Les Habits Noirs Tome I

Электронная книга - «Les Habits Noirs Tome I». Краткое содержание книги:

Ce cycle de huit romans, publiés de 1863 à 1875, est à rapprocher de la série des Rocambole de Ponson du Terrail, qui connaissait un grand succès depuis 1857. Il a été popularisé par une série télévisuelle datant de 1967, du temps de l'ORTF… Les «Habits noirs» est le signe de l'appartenance aux classes «élevées» de la société et en même temps le surnom donné à une bande criminelle réelle qui agissait à Paris dans les années 1830, et qui fut jugée lors d'un procès à sensation en 1845. Ce surnom, les membres de la bande l'avaient acquis en raison de leurs manières raffinées et de l'apparence de respectabilité qu'ils avaient endossée. Ainsi est doublement mise en avant par Féval l'hypocrisie sociale, l'éternelle comédie grinçante d'une société pervertie par l'absence de valeurs, où le crime règne sous le masque même de la loi et de l'ordre, les rongeant ainsi de l'intérieur.

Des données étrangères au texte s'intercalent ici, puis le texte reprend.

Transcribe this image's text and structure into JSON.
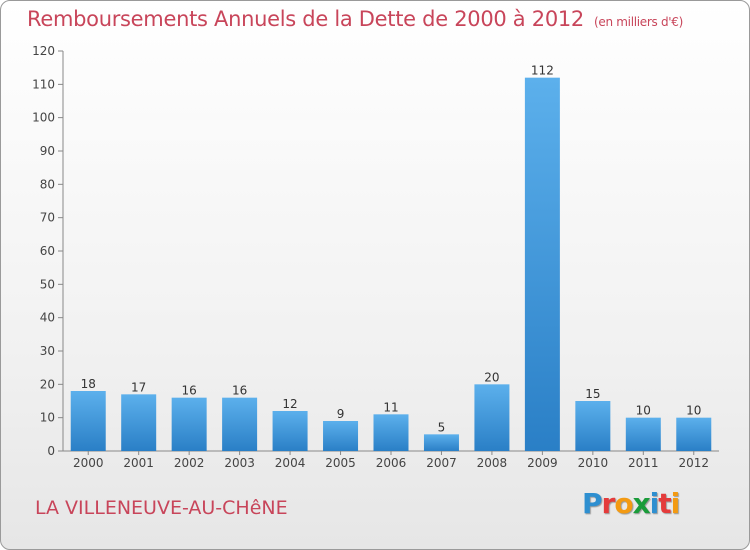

La bande criminelle les «Habits Noirs», dirigée par Lecoq, le bras droit du colonel Bozzo-Corona, le «Maître à tous», organise le vol de la caisse du banquier Bancelle, en 1825, tout en montant une machination compliquée destinée à égarer la justice sur un faux coupable (manoeuvre que les Habits noirs appellent «payer la loi», et qu'ils renouvelleront à chaque épisode). Ce faux coupable est André Maynotte, sur lequel Lecoq satisfait ainsi une ancienne vengeance. André Maynotte est condamné, mais réussit à s'enfuir…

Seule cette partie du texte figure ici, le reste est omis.